On this past Friday's (September 10) edition of "Sixx Sense", the new national radio program hosted by MÖTLEY CRÜE bassist Nikki Sixx, Joe Elliott (DEF LEPPARD) attempted to clarify the comments he made a couple of years ago about bands like MÖTLEY CRÜE and POISON, both of whom were part of the so-called "glam-rock" scene in Los Angeles, and how DEF LEPPARD managed to avoid being compared to them. An excerpt from the conversation between Sixx and Elliott follows below.
Sixx: "In the past at some point, with DEF LEPPARD and MÖTLEY CRÜE both out there, there was kind of this, like, struggle. I remember seing some stuff that you said kind of degrading to MÖTLEY and I remember a couple of times just feeling MÖTLEY might have taken a couple of swipes back. I don't even understand what happened. Do you?"

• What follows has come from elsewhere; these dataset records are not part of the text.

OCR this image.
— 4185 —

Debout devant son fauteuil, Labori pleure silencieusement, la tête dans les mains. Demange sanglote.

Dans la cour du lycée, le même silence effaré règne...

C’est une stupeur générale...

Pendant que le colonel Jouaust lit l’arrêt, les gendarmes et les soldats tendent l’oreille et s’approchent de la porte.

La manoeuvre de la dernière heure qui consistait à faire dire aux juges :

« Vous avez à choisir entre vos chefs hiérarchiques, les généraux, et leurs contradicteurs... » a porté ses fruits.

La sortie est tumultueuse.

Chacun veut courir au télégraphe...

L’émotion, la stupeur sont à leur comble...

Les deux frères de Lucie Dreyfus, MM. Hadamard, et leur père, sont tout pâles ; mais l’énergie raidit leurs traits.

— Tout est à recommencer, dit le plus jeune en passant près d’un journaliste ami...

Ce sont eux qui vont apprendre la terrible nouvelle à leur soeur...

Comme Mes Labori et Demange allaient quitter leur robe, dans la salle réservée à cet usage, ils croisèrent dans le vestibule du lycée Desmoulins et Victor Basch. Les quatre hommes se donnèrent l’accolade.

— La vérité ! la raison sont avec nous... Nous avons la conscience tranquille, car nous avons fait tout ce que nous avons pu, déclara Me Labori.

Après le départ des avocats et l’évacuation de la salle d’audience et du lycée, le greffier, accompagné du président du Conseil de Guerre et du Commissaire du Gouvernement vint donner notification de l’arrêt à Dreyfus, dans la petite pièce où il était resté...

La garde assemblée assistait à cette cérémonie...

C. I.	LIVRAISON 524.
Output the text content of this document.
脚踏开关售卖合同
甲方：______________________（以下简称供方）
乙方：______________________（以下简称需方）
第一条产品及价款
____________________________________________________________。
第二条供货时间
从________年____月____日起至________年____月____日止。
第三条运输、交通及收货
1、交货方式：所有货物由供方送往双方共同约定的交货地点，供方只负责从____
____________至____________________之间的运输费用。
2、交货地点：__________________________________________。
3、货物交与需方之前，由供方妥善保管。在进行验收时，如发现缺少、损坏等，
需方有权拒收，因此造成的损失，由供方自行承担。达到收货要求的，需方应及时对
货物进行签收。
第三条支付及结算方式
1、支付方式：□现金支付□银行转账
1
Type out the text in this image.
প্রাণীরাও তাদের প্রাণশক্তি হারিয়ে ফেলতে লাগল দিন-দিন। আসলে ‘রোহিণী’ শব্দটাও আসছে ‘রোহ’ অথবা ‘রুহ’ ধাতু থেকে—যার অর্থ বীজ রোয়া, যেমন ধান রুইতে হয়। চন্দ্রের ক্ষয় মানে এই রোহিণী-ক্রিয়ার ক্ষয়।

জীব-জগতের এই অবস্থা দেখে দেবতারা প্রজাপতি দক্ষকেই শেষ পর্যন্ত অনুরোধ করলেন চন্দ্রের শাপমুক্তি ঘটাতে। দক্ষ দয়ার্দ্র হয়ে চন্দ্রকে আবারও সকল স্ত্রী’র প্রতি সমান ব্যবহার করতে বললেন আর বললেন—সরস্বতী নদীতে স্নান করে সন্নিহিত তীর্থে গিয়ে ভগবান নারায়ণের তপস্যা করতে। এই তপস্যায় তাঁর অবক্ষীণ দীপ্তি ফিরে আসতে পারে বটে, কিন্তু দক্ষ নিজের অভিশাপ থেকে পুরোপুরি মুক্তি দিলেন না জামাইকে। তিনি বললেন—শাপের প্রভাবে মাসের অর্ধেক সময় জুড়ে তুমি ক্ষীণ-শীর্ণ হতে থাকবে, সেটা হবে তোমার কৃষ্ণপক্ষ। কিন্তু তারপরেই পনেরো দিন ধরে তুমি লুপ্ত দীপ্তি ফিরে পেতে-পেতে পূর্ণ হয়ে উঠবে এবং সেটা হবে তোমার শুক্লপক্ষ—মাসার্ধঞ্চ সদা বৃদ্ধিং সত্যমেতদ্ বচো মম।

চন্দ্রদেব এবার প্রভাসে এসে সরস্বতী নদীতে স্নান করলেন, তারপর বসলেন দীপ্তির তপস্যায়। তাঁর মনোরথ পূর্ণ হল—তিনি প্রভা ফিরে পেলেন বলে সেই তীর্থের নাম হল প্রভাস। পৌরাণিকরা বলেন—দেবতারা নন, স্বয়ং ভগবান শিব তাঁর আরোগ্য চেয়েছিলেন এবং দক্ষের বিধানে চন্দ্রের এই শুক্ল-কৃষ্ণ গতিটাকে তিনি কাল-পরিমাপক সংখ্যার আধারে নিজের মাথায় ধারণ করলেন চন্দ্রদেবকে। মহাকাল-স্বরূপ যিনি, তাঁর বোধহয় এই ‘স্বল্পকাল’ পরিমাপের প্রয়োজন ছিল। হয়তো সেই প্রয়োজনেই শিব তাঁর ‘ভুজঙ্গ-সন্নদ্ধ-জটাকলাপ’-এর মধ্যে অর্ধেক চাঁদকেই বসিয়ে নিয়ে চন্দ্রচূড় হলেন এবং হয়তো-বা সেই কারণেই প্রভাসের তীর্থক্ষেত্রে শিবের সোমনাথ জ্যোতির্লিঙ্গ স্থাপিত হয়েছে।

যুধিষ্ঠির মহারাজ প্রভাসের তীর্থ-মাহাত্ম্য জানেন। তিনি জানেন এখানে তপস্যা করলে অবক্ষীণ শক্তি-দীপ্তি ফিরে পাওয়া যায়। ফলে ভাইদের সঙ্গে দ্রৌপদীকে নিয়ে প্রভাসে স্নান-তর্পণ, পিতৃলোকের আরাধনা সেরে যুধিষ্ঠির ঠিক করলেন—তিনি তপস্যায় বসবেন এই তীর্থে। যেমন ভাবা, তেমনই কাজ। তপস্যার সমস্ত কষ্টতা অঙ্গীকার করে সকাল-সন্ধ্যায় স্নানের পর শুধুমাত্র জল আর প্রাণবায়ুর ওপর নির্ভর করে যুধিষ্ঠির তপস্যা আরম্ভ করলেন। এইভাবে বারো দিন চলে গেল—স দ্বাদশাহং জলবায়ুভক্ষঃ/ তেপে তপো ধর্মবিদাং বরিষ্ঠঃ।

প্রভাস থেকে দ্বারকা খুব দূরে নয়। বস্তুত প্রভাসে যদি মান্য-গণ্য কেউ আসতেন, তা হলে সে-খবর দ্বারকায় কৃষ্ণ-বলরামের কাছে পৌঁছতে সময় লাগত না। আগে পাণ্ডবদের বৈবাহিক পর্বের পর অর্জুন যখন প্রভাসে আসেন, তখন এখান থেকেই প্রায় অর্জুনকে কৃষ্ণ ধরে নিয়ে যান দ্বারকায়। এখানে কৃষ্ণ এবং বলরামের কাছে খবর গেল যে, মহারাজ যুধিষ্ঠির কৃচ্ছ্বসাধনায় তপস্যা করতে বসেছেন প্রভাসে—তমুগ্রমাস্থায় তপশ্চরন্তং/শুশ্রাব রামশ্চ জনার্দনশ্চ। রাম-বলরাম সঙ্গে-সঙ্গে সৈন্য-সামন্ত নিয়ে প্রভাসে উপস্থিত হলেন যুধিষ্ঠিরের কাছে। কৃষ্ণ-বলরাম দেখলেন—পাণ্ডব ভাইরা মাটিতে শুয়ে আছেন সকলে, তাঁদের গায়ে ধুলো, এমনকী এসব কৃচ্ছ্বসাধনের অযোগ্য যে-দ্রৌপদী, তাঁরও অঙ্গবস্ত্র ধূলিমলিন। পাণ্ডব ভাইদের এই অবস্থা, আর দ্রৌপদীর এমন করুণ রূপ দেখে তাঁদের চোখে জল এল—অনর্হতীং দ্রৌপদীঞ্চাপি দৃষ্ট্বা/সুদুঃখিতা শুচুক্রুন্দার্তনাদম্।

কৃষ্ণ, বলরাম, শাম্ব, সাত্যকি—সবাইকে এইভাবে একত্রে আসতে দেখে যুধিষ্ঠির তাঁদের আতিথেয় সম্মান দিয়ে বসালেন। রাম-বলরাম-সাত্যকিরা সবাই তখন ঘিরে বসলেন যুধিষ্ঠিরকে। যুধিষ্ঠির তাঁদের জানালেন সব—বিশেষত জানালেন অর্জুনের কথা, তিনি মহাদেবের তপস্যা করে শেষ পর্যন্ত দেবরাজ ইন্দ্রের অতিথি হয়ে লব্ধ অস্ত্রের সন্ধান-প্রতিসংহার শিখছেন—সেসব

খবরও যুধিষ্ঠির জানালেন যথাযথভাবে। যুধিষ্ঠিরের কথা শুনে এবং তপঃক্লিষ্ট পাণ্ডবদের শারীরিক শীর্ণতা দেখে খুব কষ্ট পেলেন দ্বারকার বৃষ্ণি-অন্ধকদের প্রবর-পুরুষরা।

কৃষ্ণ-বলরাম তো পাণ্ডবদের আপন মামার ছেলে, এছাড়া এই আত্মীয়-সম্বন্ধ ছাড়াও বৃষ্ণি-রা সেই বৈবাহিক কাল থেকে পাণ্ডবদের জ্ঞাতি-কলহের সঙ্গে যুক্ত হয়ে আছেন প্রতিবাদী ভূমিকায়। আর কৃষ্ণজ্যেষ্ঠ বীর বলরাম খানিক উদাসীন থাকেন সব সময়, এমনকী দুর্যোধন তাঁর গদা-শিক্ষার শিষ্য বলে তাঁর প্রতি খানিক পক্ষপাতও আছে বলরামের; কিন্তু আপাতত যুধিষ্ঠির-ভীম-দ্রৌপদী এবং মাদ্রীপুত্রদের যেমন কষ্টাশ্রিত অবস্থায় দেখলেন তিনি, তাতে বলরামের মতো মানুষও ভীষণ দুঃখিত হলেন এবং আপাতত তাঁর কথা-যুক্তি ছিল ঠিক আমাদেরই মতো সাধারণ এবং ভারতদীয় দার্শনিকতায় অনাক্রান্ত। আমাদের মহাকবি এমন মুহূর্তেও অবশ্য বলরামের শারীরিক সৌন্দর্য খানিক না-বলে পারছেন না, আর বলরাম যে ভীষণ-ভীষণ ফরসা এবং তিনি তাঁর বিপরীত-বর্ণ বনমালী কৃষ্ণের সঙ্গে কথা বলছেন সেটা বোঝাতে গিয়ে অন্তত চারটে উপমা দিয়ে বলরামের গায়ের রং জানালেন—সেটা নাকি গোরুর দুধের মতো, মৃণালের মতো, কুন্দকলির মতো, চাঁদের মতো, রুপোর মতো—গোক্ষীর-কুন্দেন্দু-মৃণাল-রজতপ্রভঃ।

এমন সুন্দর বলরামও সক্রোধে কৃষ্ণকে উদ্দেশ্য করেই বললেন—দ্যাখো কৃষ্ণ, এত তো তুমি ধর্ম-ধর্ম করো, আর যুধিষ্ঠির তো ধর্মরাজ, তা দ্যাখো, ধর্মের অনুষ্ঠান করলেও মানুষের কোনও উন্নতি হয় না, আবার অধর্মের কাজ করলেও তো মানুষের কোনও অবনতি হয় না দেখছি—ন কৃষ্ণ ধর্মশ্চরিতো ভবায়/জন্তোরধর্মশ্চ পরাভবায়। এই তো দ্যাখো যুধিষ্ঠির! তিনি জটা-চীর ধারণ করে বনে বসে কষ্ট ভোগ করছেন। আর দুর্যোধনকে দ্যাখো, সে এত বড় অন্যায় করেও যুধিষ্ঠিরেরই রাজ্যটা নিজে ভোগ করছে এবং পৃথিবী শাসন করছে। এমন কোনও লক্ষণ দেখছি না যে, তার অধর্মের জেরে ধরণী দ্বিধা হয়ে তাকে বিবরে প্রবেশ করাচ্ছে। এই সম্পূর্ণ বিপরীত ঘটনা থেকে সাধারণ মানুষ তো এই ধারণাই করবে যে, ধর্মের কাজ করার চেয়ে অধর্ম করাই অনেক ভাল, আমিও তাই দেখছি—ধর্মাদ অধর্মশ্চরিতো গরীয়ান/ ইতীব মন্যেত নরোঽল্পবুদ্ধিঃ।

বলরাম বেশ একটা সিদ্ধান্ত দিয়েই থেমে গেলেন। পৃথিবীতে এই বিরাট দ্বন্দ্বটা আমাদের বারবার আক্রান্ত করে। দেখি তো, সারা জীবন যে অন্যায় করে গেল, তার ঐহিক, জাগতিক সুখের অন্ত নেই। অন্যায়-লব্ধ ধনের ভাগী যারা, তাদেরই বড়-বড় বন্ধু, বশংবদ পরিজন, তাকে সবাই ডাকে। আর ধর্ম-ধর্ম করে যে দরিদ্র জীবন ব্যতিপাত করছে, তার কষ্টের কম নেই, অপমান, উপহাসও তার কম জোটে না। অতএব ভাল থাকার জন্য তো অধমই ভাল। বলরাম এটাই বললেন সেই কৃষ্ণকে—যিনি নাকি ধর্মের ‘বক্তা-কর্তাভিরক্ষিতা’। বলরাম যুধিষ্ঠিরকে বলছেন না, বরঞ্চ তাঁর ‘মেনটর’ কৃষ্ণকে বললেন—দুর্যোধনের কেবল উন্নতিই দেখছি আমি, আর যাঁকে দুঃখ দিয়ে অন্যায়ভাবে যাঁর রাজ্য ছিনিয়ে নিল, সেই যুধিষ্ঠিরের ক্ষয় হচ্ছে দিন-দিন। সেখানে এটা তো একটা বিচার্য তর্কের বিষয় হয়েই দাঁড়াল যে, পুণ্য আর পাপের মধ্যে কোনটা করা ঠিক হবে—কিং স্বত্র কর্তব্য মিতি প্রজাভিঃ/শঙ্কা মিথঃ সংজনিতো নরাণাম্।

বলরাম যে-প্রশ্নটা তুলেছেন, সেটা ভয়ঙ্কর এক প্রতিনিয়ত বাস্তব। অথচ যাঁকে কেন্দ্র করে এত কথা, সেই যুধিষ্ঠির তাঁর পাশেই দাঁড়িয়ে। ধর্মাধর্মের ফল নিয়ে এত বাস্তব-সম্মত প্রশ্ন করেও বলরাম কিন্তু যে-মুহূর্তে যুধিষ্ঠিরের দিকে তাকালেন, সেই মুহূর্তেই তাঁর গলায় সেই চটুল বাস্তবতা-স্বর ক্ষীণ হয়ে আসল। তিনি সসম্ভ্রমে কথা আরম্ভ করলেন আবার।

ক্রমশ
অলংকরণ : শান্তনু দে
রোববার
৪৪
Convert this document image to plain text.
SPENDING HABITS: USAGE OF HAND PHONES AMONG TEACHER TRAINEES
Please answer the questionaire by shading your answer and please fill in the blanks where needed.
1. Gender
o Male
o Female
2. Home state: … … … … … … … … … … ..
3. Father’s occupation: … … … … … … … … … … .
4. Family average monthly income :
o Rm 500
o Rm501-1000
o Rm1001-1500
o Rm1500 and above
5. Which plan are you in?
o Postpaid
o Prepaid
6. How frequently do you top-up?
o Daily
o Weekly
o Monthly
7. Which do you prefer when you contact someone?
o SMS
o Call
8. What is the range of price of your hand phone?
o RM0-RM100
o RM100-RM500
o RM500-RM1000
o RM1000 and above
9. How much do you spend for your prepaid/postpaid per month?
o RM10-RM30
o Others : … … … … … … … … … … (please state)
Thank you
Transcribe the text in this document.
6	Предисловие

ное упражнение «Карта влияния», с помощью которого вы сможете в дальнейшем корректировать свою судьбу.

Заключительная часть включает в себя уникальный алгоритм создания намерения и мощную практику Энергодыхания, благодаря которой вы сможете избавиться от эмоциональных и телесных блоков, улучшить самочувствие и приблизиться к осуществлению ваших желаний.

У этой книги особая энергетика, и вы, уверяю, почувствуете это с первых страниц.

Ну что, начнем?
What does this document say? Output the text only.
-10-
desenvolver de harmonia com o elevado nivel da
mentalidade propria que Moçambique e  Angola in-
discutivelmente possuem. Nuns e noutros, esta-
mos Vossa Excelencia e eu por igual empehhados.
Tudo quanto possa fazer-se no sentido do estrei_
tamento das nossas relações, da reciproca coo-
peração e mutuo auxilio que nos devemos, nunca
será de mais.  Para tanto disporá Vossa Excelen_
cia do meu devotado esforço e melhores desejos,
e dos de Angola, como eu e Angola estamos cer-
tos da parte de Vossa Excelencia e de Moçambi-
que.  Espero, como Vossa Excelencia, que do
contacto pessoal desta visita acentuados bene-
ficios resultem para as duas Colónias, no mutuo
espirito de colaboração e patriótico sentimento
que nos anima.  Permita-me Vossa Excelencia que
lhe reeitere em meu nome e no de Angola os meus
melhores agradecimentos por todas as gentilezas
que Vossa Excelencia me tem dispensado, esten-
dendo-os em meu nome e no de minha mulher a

Elliott: "A couple of years ago, I got kind of sideswiped by a journalist in a tent where I couldn't hear what he was saying and he couldn't hear what I was saying. [See video below.] And somebody said something along the lines of, "What does it feel like to you when you are consistently compared to other bands like..." And I think two of the bands they mentioned were POISON and MÖTLEY CRÜE. It wasn't a particular swipe at anybody. They were mentioning other bands like WINGER and WARRANT and RATT. And I was basically trying to say to the guy I don't see where the comparison is. So that gets taken out of context, where I said that I think we have more substance than those bands. And, of course, had I not been too jetlagged or I stopped talking 'cause I couldn't hear myself 'cause the tent was next to the stage, I would have gone on to say, 'But I don't actually believe that all those bands that you just mentioned are coming into the category of what I'm talking about.' And I did say about 48 hours later in another interview that MÖTLEY CRÜE have gotta be taken out of that equation, because I've got about six or seven of your albums on my CD shelf. So I wouldn't do that anyway. My point was that I just don't like being compared to anybody, even if it's somebody better than us, like the STONES and THE BEATLES. I wanted us to be a stand-alone and this guy was trying to put us in a category that was essentially Sunset Boulevard . . . And when you put these things in print or you hear it out of context, it doesn't always add up. I don't care enough to hate a band; I mean, there's no point — I just don't listen if I don't like them. You guys, I listen. I check out most of the stuff that you do when it comes out, whether it's be Vince [Neil] singing, whether it be John Corabi, whether it be you guys doing a cover of 'White Punks On Dope'. If I'm going that deep, I'm not gonna be sitting there slagging you off — it's just stupid. But, like I said, we all can be found guilty of getting fed up with the same questions and then you kind of flippantly answer one and end up acidentally knocking somebody else over that you don't intend to."
Joe Elliott's appearance on "Sixx Sense" can be heard below.
During the June 6, 2008 press conference at the Sweden Rock Festival in Sölvesborg, Sweden, Elliott was asked how his band managed to avoid getting caught up in the whole "glam-rock" scene of the '80s even after citing such image-oriented artists as MICK RONSON, DAVID BOWIE and T.REX as major influences.
"If you actually look at the way that the 'glam' bands, if you want to call it that, from Los Angeles dressed themselves up, they totally missed the point," Elliott replied. "When English glam bands from the '70s came on 'Top of the Pops' [long-running British music chart television program], it was almost an afterthought to what they were actually doing — music always came first, and then they'd be like, 'What are we gonna wear?' . . . Bowie was very image-driven, and maybe the music came second, but a lot of the other bands, it was always about the music — the image thing was just something that they did to just upstage other bands on 'Top of the Pops'; that's what they used to do. So we were never driven to do the mascara thing or whatever these bands did. They didn't have any substance musically, I don't think, in comparison to us, so we didn't feel we needed to do it. Bands that do that are doing it to cover up the fact that there is no substance in their music. The only band — and I'm not saying it because we're here — the only band that did pull it off was [Finland's] HANOI ROCKS. I thought HANOI ROCKS were a good band, and they looked… Michael Monroe [HANOI frontman] was one of the best… I would have shagged him. [Laughs] I like Michael, I think he's sexy, and I'm not gay. And I think Andy McCoy [HANOI guitarist] does the best kind of Keith Richards... so much better than MÖTLEY CRÜE or POISON or any of those bands. They [HANOI ROCKS] were real — the rest of the guys, it was all a bit fake for me."
In a July 18, 2008 message posted at DEF LEPPARD's official web site, Elliott attempted to clarify his remarks, saying, "I was simply making the following simple point when I said a lot of those Hollywood bands weren't 'real' (or whatever I said)... I was born Joseph Elliott, Sav was born Richard Savage, Rick was born Richard Allen, Phil was born Philip Collen, Viv was born Vivian Campbell, and oh, Steve was born Stephen Clark. . . It's nothing personal, it was just an answer to a question."